Letters to the Editor
-
Musician Versus Scenester
LW, I've been kicking around your story in my mind for a few days now. I live in your town, I am a nonpro musician, I am around the same age, and I too have struggled with "is it too late?" for the longest time (probably at least since I was 20!).
I "pursued" music in a very desultory way in my teens and 20s -- I wrote songs, played guitar, sang, got some good feedback, but I never threw my entire being into it like "real" musicians do.
As I met more and more people who actually did this for a living -- not rock stars, but working musicians -- it dawned on me that the difference between me and them wasn't raw talent, or charisma, or even great looks (theirs, not mine). It was the fact that I wasn't, for whatever reason, willing or able to put every ounce of my heart and soul into "the dream." Professionals don't wait until they feel like practicing; they do it because it's their job. They bust their asses day and night and are happy to do it. They don't feel they are missing anything by doing so.
When I realized this, upon the cusp of my 30th birthday, it profoundly depressed me. For nearly a decade I felt I wasn't worthy of playing an instrument at all, singing at all, writing at all, if I couldn't do it "all the way." Did I miss it like hell? Oh yes. Did it make me profoundly sad not to play? You betcha.

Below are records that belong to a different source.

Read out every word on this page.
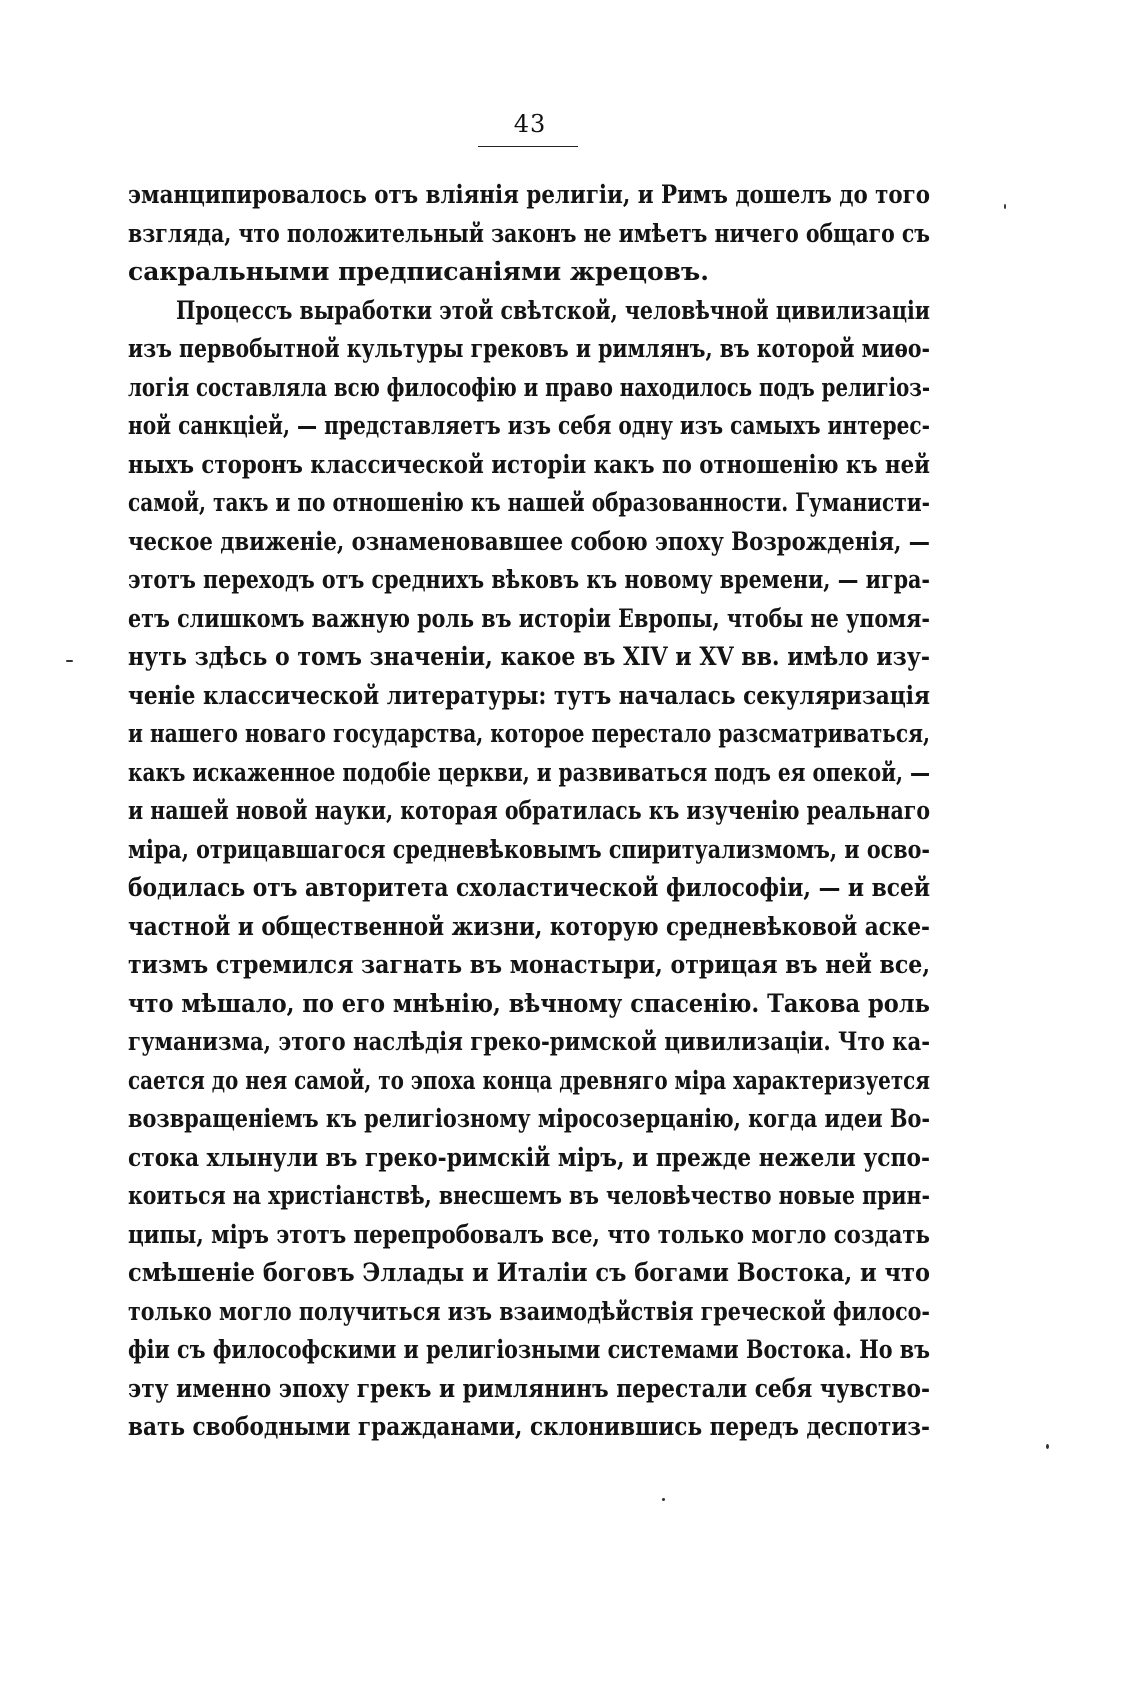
43
эманципировалось отъ вліянія религіи, и Римъ дошелъ до того
взгляда, что положительный законъ не имѣетъ ничего общаго съ
сакральными предписаніями жрецовъ.
Процессъ выработки этой свѣтской, человѣчной цивилизаціи
изъ первобытной культуры грековъ и римлянъ, въ которой миѳо-
логія составляла всю философію и право находилось подъ религіоз-
ной санкціей, — представляетъ изъ себя одну изъ самыхъ интерес-
ныхъ сторонъ классической исторіи какъ по отношенію къ ней
самой, такъ и по отношенію къ нашей образованности. Гуманисти-
ческое движеніе, ознаменовавшее собою эпоху Возрожденія, —
этотъ переходъ отъ среднихъ вѣковъ къ новому времени, — игра-
етъ слишкомъ важную роль въ исторіи Европы, чтобы не упомя-
нуть здѣсь о томъ значеніи, какое въ XIV и XV вв. имѣло изу-
ченіе классической литературы: тутъ началась секуляризація
и нашего новаго государства, которое перестало разсматриваться,
какъ искаженное подобіе церкви, и развиваться подъ ея опекой, —
и нашей новой науки, которая обратилась къ изученію реальнаго
міра, отрицавшагося средневѣковымъ спиритуализмомъ, и осво-
бодилась отъ авторитета схоластической философіи, — и всей
частной и общественной жизни, которую средневѣковой аске-
тизмъ стремился загнать въ монастыри, отрицая въ ней все,
что мѣшало, по его мнѣнію, вѣчному спасенію. Такова роль
гуманизма, этого наслѣдія греко-римской цивилизаціи. Что ка-
сается до нея самой, то эпоха конца древняго міра характеризуется
возвращеніемъ къ религіозному міросозерцанію, когда идеи Во-
стока хлынули въ греко-римскій міръ, и прежде нежели успо-
коиться на христіанствѣ, внесшемъ въ человѣчество новые прин-
ципы, міръ этотъ перепробовалъ все, что только могло создать
смѣшеніе боговъ Эллады и Италіи съ богами Востока, и что
только могло получиться изъ взаимодѣйствія греческой филосо-
фіи съ философскими и религіозными системами Востока. Но въ
эту именно эпоху грекъ и римлянинъ перестали себя чувство-
вать свободными гражданами, склонившись передъ деспотиз-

A therapist had asked me years ago, "When you are 85 and on your deathbed, what do you want most not to have missed?" and I had replied, "Making a great record." Yet I couldn't even bring myself to listen to music during most of my 30s unless it was by dead people, who it would have been much harder to envy. Young, pretty, talented women singers, in particular, drove me C-R-A-Z-Y. How dare they be so good, so pretty, so focused, so successful? How dare I suck that bad by not being one of them?
Eventually it dawned upon me that there were different levels of participation. I needed to separate the desire I had to be a "scenester" and the depression that I wasn't one, from my natural desire to create and sing and compose. I needed to realize it didn't have to be all or nothing. So now I'm doing it. I'm recording. I've added drums to my instrument repertoire and boosted my keyboard skills.
Every once in a while I'll see lists of "hot local bands" in the Willamette Week and get a big-ass unhealthy dosage of Youth Envy, but I don't let it sandbag me for years on end like I used to. It will be what it will be. My first job now is to make myself proud of what I can do, and let the chips fall where they may.
Now, I don't know boo about industrial/goth music, but I assume you do and that there are local bands making this music whom you admire and whose shows you go see -- or want to go see. So go see them. Regularly. And don't leave when the show is over. Hang out. Talk to them as a fan. This is Portland, not L.A. or New York, they will be happy to talk to you unless they are four-star morons. (No band can ever have too many fans, especially those who make music for a smaller, more specialized audience.)
Offer to schlep equipment if your back can handle it. Be genuinely curious about their creative processes and what equipment they like and where they most and least like to play. And talk to the bands' other fans too. You needn't let on that you are an aspiring musician right away unless you feel comfortable doing that.
Hey, you might even want to write some music-magazine articles about them, do some interviews, it's a great excuse to find out trade secrets even if you don't get paid for the stories. Find out on the basis of real participation, not fantasy, whether this "scene" is really where you want to be.
As for your work environment, maybe you've had enough of it; although I concur with other posters that there is typically more to "office drones" than meets the eye, there's also such a thing as work environments being geniunely toxic or simply growing stale, and I think this does affect highly creative and sensitive people more than most. Nothing wrong with moving on if that's the case.
But it's true, even the music business (hell, especially that!) has its share of poseurs and lifeless drones. People squelch themselves to fit in wherever and whenever. Some are more comfortable with it or more adept at disguising their discomfort than others, that's all.